Alistair Veryard Photography

Bernie Dieter and her travelling family of misfits set the stage alight – quite literally – with this exciting punk cabaret show at the Underbelly Festival.

The moment we walked into Little Death Club we knew it was going to be more of an immersive experience than a traditional theatre show. The four-piece funk-rock backing band were already playing, while members of the troupe adorned the stage in a variety of seductive poses. We’d been warned that real fire would be used in the performance. The moment that the lights dimmed and Bernie took to the stage, there was a palpable sense of anticipation in the Spiegeltent.

We were not disappointed. The bombastic opening number saw Bernie, on fine form with one of her original songs, indulge in a playful Weimar-era cabaret number, featuring an abundance of intimate audience interactions (those in first few rows beware). Over the course of an hour, she introduced us to a variety of performers she claimed to have picked up during her travels.
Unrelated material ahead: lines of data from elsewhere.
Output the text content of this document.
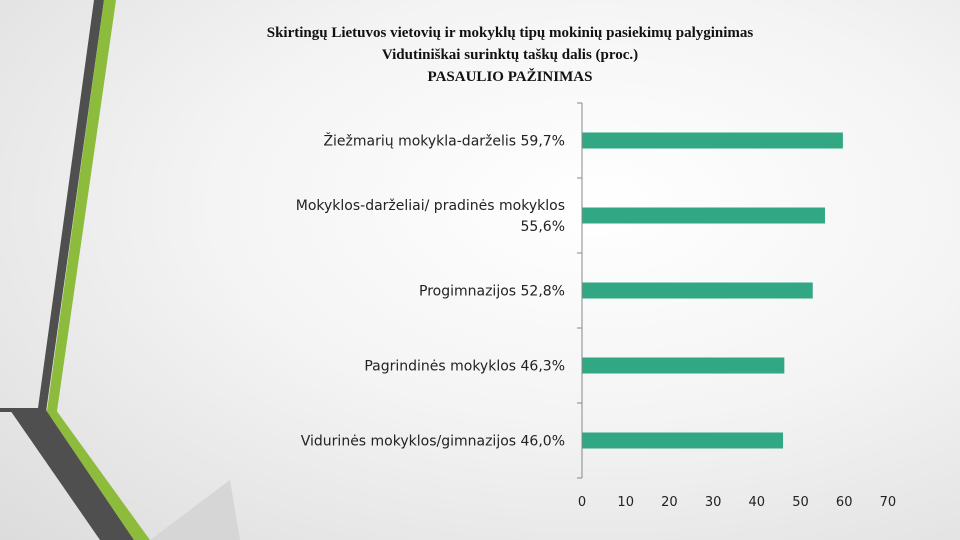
Skirtingų Lietuvos vietovių ir mokyklų tipų mokinių pasiekimų palyginimas
Vidutiniškai surinktų taškų dalis (proc.)
PASAULIO PAŽINIMAS
Žiežmarių mokykla-darželis 59,7%
Mokyklos-darželiai/ pradinės mokyklos 55,6%
Progimnazijos 52,8%
Pagrindinės mokyklos 46,3%
Vidurinės mokyklos/gimnazijos 46,0%
0 10 20 30 40 50 60 70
Highlights included contortionist and aerialist Beau Sargent, who elicited audible gasps from the astonished audience by doing things with his body that we never thought possible. Drag artist Myra Dubois, the self-proclaimed Siren of South Yorkshire, indulged in some entertaining rapport with her unsuspecting victims before delivering an entertaining rendition of her signature number – one half of classic duet I Know Him So Well. Meanwhile the fire breathing antics of Kitty Bang Bang quite literally set the stage alight towards the show’s finale.

The only act we weren’t sold on was Josh Glanc’s disgruntled and disillusioned mime artist. He was mildly amusing, and the sketch where he begged an audience member to trap him in an actual box drew some laughs, but this performance didn’t seem of the same calibre as his fellow artists. We weren’t quite sure whether it was meant to be weird or funny – it wasn’t particularly successful at either. In a show of extremes it felt a little tame.

This was a disappointing moment in an otherwise excellent show. Little Death Club is a wonderfully indulgent throwback to the glory days of the Weimar Republic, featuring a deliciously subversive sense of humour. Well worth checking out.